Michael O’Leary shows no sign of stepping down in his fight to force airport pubs to bring in drinking limits to halt a scourge of violence on Ryanair flights.
The Ryanair CEO has been keen to highlight increased air rage on his flights, which has led to prosecutions and diversions after unruly behavior from intoxicated passengers.
Violent incidents occurred on Ryanair flights at a rate of one per week over the summer, O’Leary has said, and he is laying the blame at the feet of airport pubs.
He has earmarked specific problem routes to party destinations like Ibiza and Ayia Napa as particular issues for his airline, where drink and drug use spills over into violence on flights.

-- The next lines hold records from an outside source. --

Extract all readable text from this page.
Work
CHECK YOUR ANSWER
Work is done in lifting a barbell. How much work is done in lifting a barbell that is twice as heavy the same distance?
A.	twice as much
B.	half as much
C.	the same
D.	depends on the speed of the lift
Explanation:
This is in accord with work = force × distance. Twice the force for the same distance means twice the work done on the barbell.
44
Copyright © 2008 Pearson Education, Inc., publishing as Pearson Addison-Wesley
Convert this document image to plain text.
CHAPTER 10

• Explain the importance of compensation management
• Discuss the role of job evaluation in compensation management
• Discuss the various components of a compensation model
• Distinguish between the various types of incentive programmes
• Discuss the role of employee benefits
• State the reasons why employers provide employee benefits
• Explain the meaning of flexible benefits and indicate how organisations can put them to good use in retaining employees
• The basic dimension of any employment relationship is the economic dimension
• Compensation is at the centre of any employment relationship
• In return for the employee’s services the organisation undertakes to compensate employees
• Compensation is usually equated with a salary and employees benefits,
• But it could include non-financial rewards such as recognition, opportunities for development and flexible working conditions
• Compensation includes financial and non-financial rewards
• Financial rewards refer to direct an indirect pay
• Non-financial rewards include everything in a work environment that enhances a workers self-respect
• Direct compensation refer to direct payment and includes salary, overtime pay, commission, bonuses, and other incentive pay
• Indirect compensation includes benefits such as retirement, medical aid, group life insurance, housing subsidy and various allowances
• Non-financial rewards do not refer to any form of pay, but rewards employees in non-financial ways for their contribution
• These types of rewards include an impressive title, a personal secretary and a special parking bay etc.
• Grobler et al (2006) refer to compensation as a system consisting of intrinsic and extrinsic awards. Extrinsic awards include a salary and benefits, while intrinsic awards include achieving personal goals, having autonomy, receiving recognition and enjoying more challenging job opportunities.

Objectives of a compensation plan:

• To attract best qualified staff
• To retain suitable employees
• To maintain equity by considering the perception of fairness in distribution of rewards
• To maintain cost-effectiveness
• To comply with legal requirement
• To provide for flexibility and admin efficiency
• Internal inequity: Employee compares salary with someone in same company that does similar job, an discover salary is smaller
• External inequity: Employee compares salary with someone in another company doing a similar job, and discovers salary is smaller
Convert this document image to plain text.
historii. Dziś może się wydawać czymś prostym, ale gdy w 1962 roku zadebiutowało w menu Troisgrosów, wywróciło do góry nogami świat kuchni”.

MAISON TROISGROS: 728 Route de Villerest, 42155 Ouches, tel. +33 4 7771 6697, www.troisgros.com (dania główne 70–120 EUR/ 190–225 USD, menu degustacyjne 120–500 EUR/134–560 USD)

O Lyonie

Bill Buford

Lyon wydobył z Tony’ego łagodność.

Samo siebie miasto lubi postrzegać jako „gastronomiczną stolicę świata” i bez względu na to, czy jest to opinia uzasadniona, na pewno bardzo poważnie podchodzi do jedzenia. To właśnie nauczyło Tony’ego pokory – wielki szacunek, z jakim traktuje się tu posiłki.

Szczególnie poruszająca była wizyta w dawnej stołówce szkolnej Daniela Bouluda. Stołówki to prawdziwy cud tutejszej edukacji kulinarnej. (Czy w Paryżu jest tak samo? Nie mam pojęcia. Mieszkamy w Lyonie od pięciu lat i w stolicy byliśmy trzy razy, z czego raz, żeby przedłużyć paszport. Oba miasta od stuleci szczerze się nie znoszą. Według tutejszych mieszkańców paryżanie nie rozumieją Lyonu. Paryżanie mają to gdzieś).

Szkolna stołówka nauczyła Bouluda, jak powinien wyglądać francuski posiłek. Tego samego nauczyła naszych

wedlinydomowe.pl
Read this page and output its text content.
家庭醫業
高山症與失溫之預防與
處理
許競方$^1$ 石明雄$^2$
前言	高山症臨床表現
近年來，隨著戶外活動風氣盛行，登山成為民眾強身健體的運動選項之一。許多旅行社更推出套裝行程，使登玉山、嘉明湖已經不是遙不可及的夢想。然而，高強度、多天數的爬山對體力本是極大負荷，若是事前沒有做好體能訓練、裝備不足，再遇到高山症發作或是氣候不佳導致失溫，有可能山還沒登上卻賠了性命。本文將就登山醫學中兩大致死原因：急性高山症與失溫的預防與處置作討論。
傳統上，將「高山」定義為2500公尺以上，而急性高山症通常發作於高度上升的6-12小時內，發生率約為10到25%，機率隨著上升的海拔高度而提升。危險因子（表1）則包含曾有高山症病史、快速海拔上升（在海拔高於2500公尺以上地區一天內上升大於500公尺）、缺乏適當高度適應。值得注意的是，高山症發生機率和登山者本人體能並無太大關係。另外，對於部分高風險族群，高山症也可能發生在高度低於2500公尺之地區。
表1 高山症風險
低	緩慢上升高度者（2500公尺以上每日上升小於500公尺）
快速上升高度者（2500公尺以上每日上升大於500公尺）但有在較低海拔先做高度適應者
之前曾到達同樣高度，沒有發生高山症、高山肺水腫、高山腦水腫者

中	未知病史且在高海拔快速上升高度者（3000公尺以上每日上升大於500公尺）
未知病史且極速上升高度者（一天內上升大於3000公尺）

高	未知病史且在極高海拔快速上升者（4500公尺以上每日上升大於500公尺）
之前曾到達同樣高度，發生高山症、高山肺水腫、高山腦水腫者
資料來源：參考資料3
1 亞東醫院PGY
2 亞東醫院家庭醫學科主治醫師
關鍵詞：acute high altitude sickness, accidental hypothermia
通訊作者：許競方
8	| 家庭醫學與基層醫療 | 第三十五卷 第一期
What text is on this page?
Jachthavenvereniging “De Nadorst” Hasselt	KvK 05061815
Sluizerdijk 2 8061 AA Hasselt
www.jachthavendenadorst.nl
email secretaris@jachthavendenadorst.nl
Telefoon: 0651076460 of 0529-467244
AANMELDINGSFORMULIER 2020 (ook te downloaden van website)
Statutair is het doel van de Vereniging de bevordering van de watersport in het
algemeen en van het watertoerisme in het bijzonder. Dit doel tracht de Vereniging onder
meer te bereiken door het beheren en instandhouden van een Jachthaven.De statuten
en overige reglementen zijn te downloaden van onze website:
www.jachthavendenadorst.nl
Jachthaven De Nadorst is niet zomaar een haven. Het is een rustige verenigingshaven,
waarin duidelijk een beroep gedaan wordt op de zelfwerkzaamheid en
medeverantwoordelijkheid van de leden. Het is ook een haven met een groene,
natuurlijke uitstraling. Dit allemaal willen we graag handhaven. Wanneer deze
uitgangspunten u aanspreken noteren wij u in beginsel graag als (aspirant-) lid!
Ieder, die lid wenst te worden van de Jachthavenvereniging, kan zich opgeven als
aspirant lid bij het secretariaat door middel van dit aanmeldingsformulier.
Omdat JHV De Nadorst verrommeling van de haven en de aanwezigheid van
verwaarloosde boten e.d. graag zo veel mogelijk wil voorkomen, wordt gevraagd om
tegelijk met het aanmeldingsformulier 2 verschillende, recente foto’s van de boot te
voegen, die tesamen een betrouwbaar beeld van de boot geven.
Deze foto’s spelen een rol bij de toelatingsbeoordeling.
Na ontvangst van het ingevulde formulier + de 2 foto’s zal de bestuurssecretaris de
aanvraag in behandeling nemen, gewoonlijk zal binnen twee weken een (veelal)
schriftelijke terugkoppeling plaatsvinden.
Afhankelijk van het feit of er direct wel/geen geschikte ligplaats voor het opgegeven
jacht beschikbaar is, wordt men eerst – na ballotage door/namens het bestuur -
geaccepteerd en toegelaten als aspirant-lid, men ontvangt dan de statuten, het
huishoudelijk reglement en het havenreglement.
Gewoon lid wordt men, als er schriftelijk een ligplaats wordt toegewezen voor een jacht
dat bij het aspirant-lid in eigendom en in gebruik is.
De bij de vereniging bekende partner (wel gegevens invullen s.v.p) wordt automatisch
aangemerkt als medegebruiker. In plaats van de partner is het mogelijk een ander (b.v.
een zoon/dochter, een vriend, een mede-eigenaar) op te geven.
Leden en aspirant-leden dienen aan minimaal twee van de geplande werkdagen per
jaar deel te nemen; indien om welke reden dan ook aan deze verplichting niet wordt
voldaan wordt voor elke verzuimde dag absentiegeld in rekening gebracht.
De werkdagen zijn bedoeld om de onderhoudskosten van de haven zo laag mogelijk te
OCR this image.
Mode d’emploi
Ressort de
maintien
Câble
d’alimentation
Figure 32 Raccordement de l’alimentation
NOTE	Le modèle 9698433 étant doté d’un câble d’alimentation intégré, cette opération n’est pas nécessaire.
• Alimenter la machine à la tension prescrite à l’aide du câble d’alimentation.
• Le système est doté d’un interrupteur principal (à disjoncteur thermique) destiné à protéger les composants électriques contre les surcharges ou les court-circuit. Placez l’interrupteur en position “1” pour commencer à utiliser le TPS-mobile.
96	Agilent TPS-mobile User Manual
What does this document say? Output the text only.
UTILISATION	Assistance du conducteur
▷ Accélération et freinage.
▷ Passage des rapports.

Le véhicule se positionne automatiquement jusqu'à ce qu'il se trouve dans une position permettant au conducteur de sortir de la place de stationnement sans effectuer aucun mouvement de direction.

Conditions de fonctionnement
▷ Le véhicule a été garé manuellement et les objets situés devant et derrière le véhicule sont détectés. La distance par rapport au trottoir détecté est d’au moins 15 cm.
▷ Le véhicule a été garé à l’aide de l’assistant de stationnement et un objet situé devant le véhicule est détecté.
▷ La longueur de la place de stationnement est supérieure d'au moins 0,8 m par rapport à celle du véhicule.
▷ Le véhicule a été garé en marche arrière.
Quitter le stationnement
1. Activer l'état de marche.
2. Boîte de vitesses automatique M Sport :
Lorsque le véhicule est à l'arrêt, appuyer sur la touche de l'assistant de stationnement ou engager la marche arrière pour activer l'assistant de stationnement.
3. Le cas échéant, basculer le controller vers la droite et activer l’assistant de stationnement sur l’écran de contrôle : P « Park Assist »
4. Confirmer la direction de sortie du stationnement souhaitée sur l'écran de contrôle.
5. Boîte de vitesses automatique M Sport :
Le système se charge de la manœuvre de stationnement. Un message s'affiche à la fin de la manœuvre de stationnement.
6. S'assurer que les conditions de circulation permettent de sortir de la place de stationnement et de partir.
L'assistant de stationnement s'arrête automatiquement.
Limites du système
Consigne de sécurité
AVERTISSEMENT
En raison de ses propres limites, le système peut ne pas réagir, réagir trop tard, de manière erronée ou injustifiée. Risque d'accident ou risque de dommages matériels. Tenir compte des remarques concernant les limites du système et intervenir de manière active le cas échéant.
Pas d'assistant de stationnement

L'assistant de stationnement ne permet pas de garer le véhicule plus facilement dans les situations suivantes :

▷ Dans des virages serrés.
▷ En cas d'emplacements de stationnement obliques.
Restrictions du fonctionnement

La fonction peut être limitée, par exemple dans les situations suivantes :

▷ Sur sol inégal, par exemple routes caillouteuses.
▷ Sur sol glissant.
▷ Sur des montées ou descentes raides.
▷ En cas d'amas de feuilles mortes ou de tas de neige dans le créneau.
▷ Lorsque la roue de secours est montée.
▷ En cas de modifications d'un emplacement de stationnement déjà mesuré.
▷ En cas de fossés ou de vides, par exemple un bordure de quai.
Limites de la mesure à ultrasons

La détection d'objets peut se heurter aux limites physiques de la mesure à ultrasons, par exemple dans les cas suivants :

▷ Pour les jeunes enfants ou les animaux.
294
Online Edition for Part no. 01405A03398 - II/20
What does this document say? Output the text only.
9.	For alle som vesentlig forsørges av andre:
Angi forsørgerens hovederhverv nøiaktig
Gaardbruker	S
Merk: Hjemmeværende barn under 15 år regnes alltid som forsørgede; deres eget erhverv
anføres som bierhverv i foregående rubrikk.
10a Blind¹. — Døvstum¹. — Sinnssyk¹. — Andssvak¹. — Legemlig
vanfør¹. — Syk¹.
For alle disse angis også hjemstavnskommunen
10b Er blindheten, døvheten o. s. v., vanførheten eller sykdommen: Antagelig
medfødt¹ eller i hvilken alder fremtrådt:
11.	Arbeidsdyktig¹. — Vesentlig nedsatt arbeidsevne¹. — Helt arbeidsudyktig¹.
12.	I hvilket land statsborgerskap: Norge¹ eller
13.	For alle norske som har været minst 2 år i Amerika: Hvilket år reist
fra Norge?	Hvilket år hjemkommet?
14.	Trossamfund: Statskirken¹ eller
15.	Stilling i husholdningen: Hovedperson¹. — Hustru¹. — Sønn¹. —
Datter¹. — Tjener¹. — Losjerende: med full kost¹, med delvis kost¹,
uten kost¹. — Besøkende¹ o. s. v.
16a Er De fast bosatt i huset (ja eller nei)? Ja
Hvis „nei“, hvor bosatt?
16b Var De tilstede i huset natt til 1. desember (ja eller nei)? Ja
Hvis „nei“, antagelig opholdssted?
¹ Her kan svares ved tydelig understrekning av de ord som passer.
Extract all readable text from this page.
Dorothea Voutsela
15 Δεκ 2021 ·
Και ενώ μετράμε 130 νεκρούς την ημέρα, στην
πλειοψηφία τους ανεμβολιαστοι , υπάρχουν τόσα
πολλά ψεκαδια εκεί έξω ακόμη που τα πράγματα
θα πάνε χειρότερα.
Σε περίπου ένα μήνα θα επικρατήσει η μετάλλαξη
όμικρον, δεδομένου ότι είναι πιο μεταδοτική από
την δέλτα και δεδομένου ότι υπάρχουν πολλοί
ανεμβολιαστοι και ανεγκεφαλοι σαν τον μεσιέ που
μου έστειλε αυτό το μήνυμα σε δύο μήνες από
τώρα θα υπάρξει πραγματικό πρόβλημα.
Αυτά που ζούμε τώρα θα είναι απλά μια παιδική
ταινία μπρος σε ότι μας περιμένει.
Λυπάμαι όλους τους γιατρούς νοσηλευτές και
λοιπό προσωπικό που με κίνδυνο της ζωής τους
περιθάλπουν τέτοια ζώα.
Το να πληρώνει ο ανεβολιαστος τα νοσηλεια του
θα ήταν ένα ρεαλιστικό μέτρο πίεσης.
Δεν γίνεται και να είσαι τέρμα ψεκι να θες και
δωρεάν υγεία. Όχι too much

O’Leary told a press conference in Dublin that his airline had taken to checking passengers’ water bottles before they boarded flights to Ibiza, a point he previously made to the Telegraph in August.
O’Leary now wants the U.K.’s Labour Government to introduce a two-drink limit at airport pubs to push more responsibility onto them.
The CEO of the Irish airline has now questioned the British cultural quirk of travelers starting their holiday in the airport bar in the early hours of the morning, indicating bars should open at the same time as they do outside the airport.
“We just need to kind of throttle back a little bit on the amount of drinking that’s going on. I’m very fond of a drink, but I don’t understand why the bars at airports are open at 7am,” O’Leary told the press conference.
“We have licensing laws—normal pubs don’t open until 11 or 12 o’clock. Why are the pubs open as early as 5 a.m. for people to drink Guinness?”
O’Leary’s initial accusation that airport pubs were enabling drinkers drew the ire of Wetherspoons boss Sir Tim Martin, who defended the track record of his airport chains in reducing excessive drinking among passengers.
Martin pointed out that Wetherspoons had removed “shooters” like Jägerbombs from its menus as well as “double up” offers. Meanwhile, he highlighted that Ryanair offered passengers offered passengers a discount if they ordered a double whiskey.
O’Leary indirectly responded to Martin by saying he would be happy to introduce a two-drink limit on his flights if airport pubs did the same.
“If the price of putting a drink limit on the airport, where the problem is being created, is putting a drink limit on board the aircraft, we’ve no problem with that,” O’Leary told Sky News.